Study:  Root damage and repair in patients with temporary skeletal anchorage devices

Am J Orthod Dentofacial Orthop 2012;141:547-55


There is a possibility of contacting cementum when placing these helpful friends intra-orally and this study was a unique study that essentially used ortho extraction patients (ie the premolars were planned for extraction) and zinged each root with a TAD.  The TADs weren't left in situ, and were removed after radiographic confirmation that the TAD contacted cementum.

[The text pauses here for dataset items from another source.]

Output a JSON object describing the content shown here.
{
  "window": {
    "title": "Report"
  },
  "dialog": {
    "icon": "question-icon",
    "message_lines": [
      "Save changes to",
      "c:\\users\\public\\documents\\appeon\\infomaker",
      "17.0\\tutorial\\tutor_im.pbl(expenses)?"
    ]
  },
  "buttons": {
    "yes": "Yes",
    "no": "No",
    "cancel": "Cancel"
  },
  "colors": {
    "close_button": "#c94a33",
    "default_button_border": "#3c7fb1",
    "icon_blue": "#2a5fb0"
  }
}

Long story short: Despite varying depths of the injuries, including involvement of dentin, reparative cementum formation was observed in all sections. Healing cementum was almost exclusively of the cellular type; 70% of all the teeth exhibited good repair by the end of week 12.


Here is my abstract for this month's current literature review: Root damage and repair in patients with temporary skeletal anchorage devices

Interestingly, I'm sure that the results from this study can be compared to cementum injury during the use of intraosseous injection systems (ie stabident, x-tip).  I'm guilty of zinging a molar root (or so it appeared on the radiograph) and always wondered if there would be any long term effect on the cementum.  Now I know...


Cheers


Ashley



Sunday, June 3, 2012

Episode 355/500: Sling Suture

Often during root coverage techniques, a sling suture can be utilized to aid in ensuring that the coronally positioned flap will remain coronally positioned.  The key, which I didn't catch on early, is to ensure that you use a non resorbable suture.  


Yes, it makes sense - however - when you're up to your elbows and it's just one more "thing" to ask for (and it wasn't set up initially), you tend to use what is passed to you.  Don't.


Proline is the best for this procedure (monofilament, non resorbable, no wicking effect, little inflammatory reaction).  However, it is difficult to use - practice beforehand!